Department of Internal Medicine, Cerrahpasa Medical Faculty, Istanbul University-Cerrahpasa, Kocamustafapasa Street No:53 Fatih, 34098, Istanbul, Turkey.
Department of Medical Genetics, Cerrahpasa Medical Faculty, Istanbul University-Cerrahpasa, Istanbul, Turkey.
CEN Case Rep. 2024 Oct;13(5):330-338. doi: 10.1007/s13730-023-00845-z. Epub 2024 Feb 3.

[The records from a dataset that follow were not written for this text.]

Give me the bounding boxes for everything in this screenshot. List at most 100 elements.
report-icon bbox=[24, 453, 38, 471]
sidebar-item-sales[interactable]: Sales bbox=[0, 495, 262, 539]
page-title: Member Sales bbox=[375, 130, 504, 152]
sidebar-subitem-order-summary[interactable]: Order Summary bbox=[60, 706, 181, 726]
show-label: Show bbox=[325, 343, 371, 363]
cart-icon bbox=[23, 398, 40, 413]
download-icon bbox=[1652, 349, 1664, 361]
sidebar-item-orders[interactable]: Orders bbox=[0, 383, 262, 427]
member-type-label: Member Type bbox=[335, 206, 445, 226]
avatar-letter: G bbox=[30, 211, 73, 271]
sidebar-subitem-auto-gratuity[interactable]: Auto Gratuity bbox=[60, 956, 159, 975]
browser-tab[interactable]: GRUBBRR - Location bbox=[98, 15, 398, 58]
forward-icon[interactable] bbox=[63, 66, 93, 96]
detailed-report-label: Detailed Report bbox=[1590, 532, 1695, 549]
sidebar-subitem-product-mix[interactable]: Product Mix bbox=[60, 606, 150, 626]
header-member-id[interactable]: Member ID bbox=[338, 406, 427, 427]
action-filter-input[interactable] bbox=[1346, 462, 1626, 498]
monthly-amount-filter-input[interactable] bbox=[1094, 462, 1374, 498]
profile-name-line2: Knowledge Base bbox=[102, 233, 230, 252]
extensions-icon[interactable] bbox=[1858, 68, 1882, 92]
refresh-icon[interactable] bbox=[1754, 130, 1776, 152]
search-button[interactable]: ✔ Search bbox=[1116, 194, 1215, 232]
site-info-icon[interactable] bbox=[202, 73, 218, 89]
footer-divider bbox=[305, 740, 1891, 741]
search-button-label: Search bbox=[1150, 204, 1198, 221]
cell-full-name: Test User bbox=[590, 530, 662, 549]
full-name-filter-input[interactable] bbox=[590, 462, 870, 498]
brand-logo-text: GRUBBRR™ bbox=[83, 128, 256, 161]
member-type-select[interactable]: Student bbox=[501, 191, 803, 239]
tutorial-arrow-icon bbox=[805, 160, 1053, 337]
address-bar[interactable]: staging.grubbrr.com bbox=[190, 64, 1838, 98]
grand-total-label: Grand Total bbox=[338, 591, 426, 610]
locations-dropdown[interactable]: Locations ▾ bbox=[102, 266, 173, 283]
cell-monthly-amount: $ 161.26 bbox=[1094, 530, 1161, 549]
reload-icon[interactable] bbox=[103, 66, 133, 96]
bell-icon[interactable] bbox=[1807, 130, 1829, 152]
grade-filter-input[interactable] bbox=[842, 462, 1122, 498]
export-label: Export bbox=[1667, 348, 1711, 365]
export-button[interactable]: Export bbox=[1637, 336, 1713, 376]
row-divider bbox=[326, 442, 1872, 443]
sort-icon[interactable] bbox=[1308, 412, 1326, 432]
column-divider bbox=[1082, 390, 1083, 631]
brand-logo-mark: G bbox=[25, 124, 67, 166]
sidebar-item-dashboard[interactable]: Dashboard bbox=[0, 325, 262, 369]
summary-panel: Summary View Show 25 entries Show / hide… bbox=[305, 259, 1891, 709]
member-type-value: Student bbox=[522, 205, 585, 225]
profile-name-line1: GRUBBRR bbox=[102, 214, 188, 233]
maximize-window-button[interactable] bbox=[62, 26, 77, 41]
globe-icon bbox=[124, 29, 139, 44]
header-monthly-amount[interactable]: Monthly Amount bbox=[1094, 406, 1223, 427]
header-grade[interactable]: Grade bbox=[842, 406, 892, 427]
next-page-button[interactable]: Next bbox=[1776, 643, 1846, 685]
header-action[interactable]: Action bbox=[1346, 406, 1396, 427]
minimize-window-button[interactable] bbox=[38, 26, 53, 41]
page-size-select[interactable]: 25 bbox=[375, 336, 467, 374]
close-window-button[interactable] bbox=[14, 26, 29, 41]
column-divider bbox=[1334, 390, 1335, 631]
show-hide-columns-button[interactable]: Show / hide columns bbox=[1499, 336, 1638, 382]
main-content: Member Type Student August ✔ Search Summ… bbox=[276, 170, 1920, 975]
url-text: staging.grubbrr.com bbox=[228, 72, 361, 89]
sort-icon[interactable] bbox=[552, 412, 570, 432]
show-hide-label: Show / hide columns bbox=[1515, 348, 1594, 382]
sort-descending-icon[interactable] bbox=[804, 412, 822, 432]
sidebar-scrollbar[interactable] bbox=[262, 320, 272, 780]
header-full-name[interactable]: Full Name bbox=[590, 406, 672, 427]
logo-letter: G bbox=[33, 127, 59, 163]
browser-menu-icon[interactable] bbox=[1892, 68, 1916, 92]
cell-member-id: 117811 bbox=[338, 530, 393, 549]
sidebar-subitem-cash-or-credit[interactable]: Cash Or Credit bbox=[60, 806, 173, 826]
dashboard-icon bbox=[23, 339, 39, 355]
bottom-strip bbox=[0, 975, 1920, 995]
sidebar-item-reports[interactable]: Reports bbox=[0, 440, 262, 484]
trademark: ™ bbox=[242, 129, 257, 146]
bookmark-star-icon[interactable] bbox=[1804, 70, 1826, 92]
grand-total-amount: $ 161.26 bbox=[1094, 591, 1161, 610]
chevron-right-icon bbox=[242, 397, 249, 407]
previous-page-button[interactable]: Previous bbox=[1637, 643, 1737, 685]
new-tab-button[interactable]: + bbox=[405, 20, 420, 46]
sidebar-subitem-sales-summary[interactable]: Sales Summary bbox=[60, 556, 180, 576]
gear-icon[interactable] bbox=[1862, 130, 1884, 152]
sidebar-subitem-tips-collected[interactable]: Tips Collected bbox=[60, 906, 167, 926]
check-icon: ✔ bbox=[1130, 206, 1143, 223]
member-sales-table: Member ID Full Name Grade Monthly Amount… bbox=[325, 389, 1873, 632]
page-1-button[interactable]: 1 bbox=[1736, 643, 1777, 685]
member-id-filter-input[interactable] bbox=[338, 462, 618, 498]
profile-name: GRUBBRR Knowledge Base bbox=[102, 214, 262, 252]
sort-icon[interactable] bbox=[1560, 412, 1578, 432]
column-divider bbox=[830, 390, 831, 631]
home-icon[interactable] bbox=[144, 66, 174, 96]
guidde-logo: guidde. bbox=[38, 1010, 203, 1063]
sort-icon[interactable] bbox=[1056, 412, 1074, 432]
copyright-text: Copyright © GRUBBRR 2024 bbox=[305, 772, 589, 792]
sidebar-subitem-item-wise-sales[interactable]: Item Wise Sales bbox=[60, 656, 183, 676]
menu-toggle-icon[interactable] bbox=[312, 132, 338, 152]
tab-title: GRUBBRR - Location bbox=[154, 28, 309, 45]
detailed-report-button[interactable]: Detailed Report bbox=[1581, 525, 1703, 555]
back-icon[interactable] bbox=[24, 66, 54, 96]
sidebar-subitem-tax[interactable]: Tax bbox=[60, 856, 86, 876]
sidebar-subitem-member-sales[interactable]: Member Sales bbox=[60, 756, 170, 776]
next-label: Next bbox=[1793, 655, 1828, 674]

Gitelman syndrome is a rare, autosomal recessively inherited tubulopathy manifesting with hypokalemia, hypomagnesemia, hypocalciuria, and metabolic alkalosis. Common symptoms include fatigue, myalgia, reduced performance capacity, tetany, paresthesia, and delayed growth. However, as reported in the literature, diagnosis in some patients is prompted by an incidental finding of hypokalemia. GS develops due to mutations in the SLC12A3 gene, which encodes the thiazide-sensitive Na-Cl cotransporter. Many variants in the SLC12A3 gene causing GS have been reported in literature. A new pathogenic homozygous mutation (c.2612G > T), absence of hypomagnesemia, and accompanying autoimmune thyroiditis are remarkable in our patient. There are a few Gitelman syndrome cases that are complicated with autoimmune thyroiditis in the literature. In this study, we present a case of Gitelman syndrome with a novel homozygous mutation and accompanying autoimmune thyroiditis and review of the literature.
Gitelman 综合征是一种罕见的常染色体隐性遗传性肾小管病,表现为低钾血症、低镁血症、低钙尿症和代谢性碱中毒。常见症状包括疲劳、肌肉痛、运动能力下降、抽搐、感觉异常和生长迟缓。然而,正如文献报道的那样,一些患者的诊断是由于低钾血症的偶然发现而提示的。GS 是由于 SLC12A3 基因的突变引起的,该基因编码噻嗪类敏感的 Na-Cl 共转运蛋白。文献中报道了许多导致 GS 的 SLC12A3 基因突变。我们的患者存在新的致病纯合突变(c.2612G>T)、无低镁血症和伴随的自身免疫性甲状腺炎,这是显著的。文献中有少数 Gitelman 综合征病例伴有自身免疫性甲状腺炎。在本研究中,我们报告了一例伴有新的纯合突变和自身免疫性甲状腺炎的 Gitelman 综合征病例,并对文献进行了复习。